Puh. Also. Ähm, ja. Ich hatte mal Lust auf Science Fiction in einem Cyberpunk-Setting und hab natürlich sofort an Gibsons Neuromancer als Quasi-Standardwerk gedacht bzw. es auch angefangen, dann aber als extrem sperrig empfunden, da Gibson anscheinend viel Vorwissen voraussetzt. Ging anderen wohl ähnlich, die aber Stephensons Snow Crash gleichzeitig als zugänglicher beschrieben.
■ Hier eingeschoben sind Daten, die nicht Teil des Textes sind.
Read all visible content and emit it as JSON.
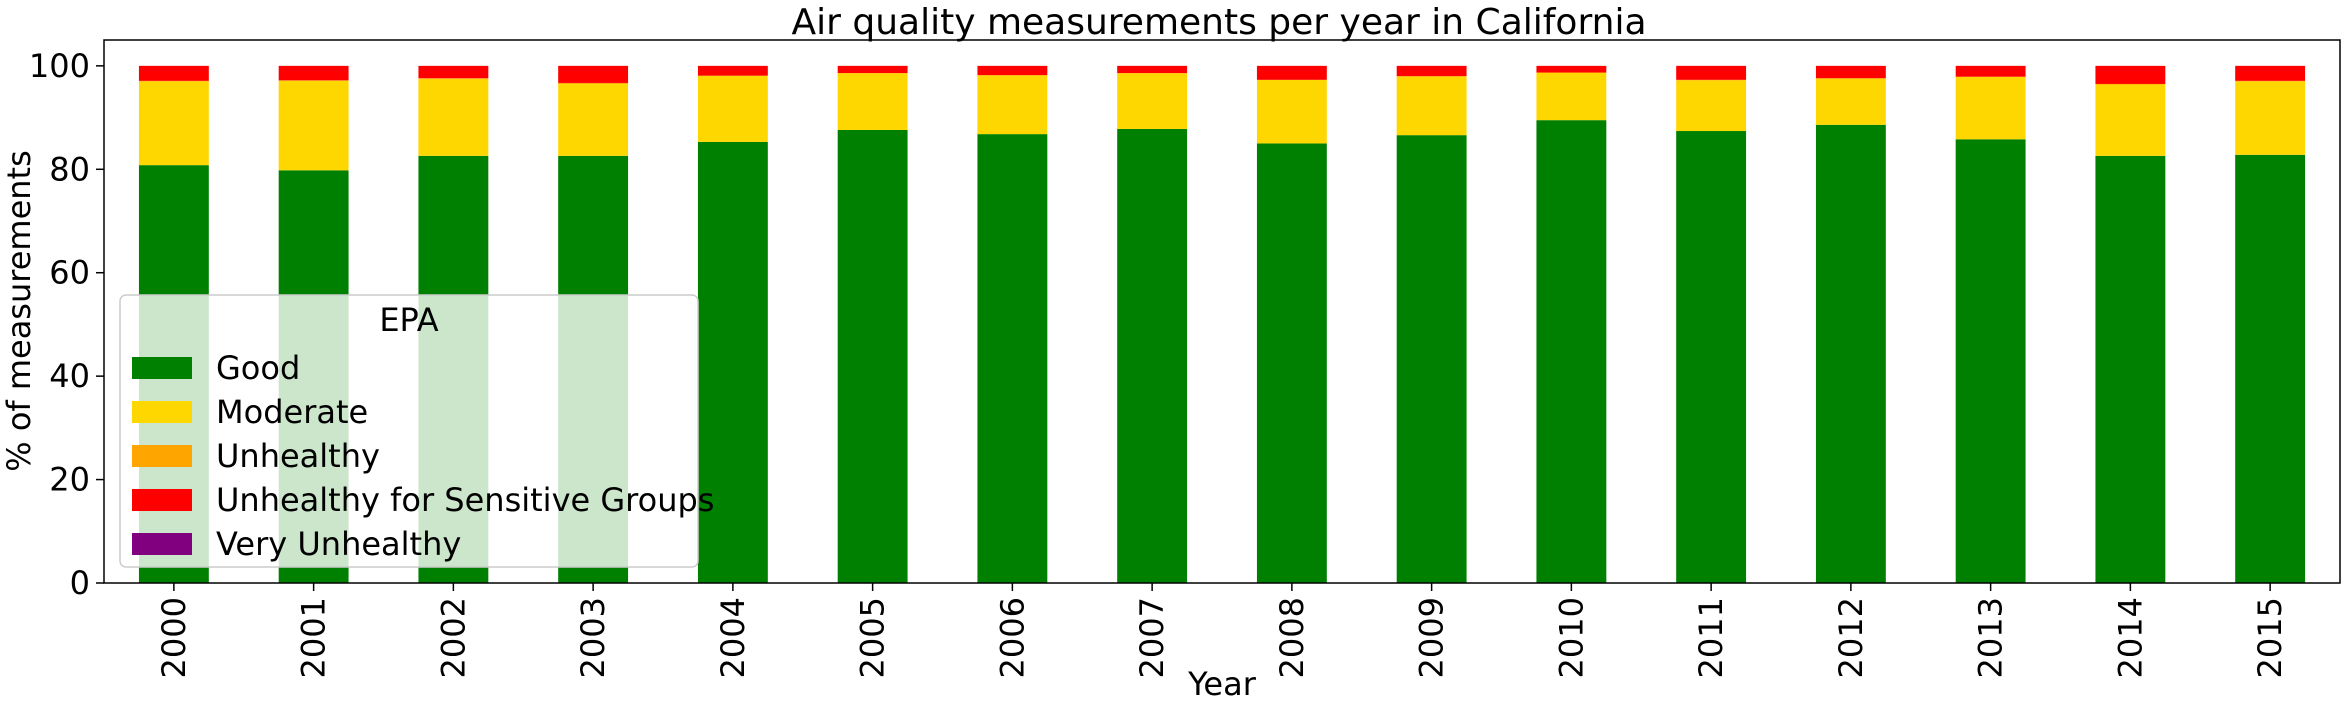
{
  "chart_data": {
    "type": "bar",
    "stacked": true,
    "title": "Air quality measurements per year in California",
    "xlabel": "Year",
    "ylabel": "% of measurements",
    "ylim": [
      0,
      105
    ],
    "yticks": [
      0,
      20,
      40,
      60,
      80,
      100
    ],
    "grid": false,
    "legend_title": "EPA",
    "legend_position": "lower-left",
    "categories": [
      "2000",
      "2001",
      "2002",
      "2003",
      "2004",
      "2005",
      "2006",
      "2007",
      "2008",
      "2009",
      "2010",
      "2011",
      "2012",
      "2013",
      "2014",
      "2015"
    ],
    "series": [
      {
        "name": "Good",
        "color": "#008000",
        "values": [
          80.8,
          79.8,
          82.6,
          82.6,
          85.3,
          87.6,
          86.8,
          87.8,
          85.0,
          86.6,
          89.5,
          87.4,
          88.6,
          85.8,
          82.6,
          82.8
        ]
      },
      {
        "name": "Moderate",
        "color": "#FFD700",
        "values": [
          16.2,
          17.3,
          14.9,
          13.9,
          12.8,
          11.0,
          11.4,
          10.8,
          12.3,
          11.4,
          9.2,
          9.8,
          9.0,
          12.1,
          13.8,
          14.2
        ]
      },
      {
        "name": "Unhealthy",
        "color": "#FFA500",
        "values": [
          0.1,
          0.1,
          0.1,
          0.2,
          0.0,
          0.0,
          0.0,
          0.0,
          0.0,
          0.0,
          0.0,
          0.1,
          0.0,
          0.0,
          0.1,
          0.1
        ]
      },
      {
        "name": "Unhealthy for Sensitive Groups",
        "color": "#FF0000",
        "values": [
          2.9,
          2.8,
          2.4,
          3.3,
          1.9,
          1.4,
          1.8,
          1.4,
          2.7,
          2.0,
          1.3,
          2.7,
          2.4,
          2.1,
          3.5,
          2.9
        ]
      },
      {
        "name": "Very Unhealthy",
        "color": "#800080",
        "values": [
          0,
          0,
          0,
          0,
          0,
          0,
          0,
          0,
          0,
          0,
          0,
          0,
          0,
          0,
          0,
          0
        ]
      }
    ]
  }
}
Kann sein. Aber ich hab eben die letzte Seite gelesen und immer noch What just happened? in meinem Kopf, da ich nach wie vor so gut wie keine Ahnung habe, was in Snow Crash eigentlich passiert ist - wobei ich zugebe, dass es auch meinem zunehmenden Desinteresse geschuldet sein mag. Also, ja, es gibt da einen Virus und irgendeine Verschwörung, aber warum die beiden Hauptcharaktere mal hier oder da sind und dann Dinge tun, ganz ehrlich... keine Ahnung.

Not my cup of tea. Zweieinhalb von fünf Metaversen, einfach weil ich absolut nicht einschätzen kann obs ein guter oder schlechter Roman ist.